Scruton's client acquitted of uttering threats
By Paul Russell, AdvocateDaily.com Contributor
In what could be a first for British Columbia, Kamloops criminal lawyer Lisa Mae Scruton successfully argued that her client was not guilty of uttering threats by raising the defence of self-induced intoxication.
Her 29-year-old client drank himself into severe intoxication, then threatened to kill his common-law partner, says Scruton, principal of LMS Litigation.
“Uttering threats is commonly a relatively low-level offence unless it is tied to other offences or a broader, violent fact pattern,” she tells AdvocateDaily.com. “But this was a case of him getting intoxicated on his own volition and then saying something irresponsible.”
Scruton says threat charges in Canada are categorized as either specific or general intent offences.
“Self-induced intoxication is the defence to very few charges, and can only be used in specific intent offences,” she says. “So the hard part was ensuring that the presiding judge classified uttering threats as a specific intent offence.”
How such charges are categorized varies from province to province. In a recent Alberta case, the judge ruled that uttering threats is a general intent offence, Scruton says. However, she found a 2010 B.C. case where the judge found that uttering threats was a specific intent offence.

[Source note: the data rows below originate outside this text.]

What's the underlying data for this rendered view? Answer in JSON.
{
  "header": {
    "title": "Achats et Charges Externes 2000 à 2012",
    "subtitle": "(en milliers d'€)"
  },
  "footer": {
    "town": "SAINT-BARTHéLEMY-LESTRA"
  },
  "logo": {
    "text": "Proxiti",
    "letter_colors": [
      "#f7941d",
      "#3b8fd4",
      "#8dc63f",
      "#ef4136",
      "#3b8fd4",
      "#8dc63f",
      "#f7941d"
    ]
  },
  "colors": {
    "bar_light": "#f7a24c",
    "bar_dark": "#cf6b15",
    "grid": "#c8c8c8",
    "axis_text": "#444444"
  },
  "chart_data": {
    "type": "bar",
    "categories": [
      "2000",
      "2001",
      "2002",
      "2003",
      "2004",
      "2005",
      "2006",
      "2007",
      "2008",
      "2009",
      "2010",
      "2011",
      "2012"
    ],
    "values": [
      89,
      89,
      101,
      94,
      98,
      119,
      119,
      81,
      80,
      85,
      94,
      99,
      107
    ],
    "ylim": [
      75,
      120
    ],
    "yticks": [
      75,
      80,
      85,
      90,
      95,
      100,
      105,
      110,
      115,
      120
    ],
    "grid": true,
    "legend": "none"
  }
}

“I relied on that to proffer the defence of self-induced intoxication and was able to have him found not guilty because the judge agreed he was blackout drunk at the time,” she says.
Scruton says the man had a personality change as a result of his high level of intoxication, so the judge determined that he couldn't form the mental intent necessary to have known what he was threatening to do.

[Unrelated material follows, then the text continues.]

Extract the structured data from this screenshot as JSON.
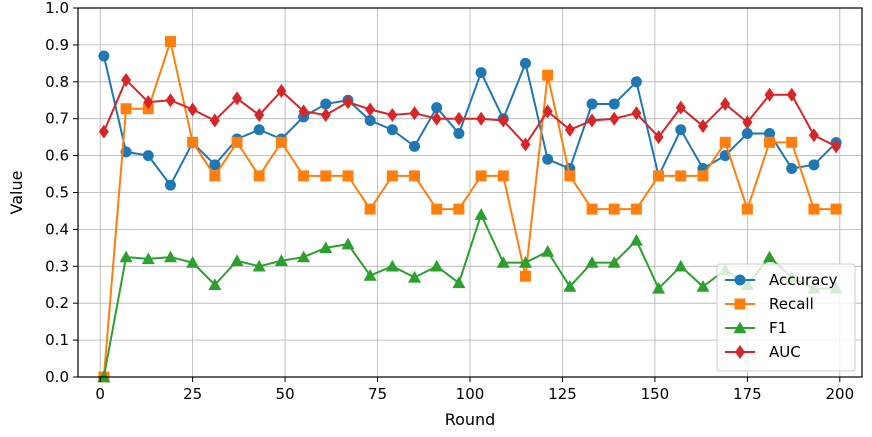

“Based on the reported cases that I've been able to find, this was the first time in B.C. that this defence has been successfully put forward for uttering threats,” she says.
In other B.C. decisions where counsel had argued that uttering threats should be treated as a specific intent offence, she says judges always found something within the facts of the case that precluded the defence of self-induced intoxication from being successful.
For example, she says that if the person was capable of having a conversation, the judge ruled they were able to form mental intent.
“So, this is the first time someone has been able to piece it all together successfully, at least in the reported decisions I've been able to review,” Scruton adds.
This ruling will not be binding in other provinces unless the judgment is upheld by the Supreme Court of Canada, she says.
Before that could happen, Scruton says the verdict would first have to be appealed at the B.C. Supreme Court, and then the B.C. Court of Appeal.
“I have a suspicion that the Crown may try to appeal this decision since it basically opens the floodgates for every uttering threats case in B.C. because, more often than not, these acts occur in the context of intoxication,” Scruton says.
When people’s inhibitions are lowered by alcohol, she says they are more likely to say things that they don't mean.
“This decision could have a far-reaching impact and I hope to see it used in the future as a precedent for other defence counsel to ensure the successful acquittals of other accused persons,” Scruton says.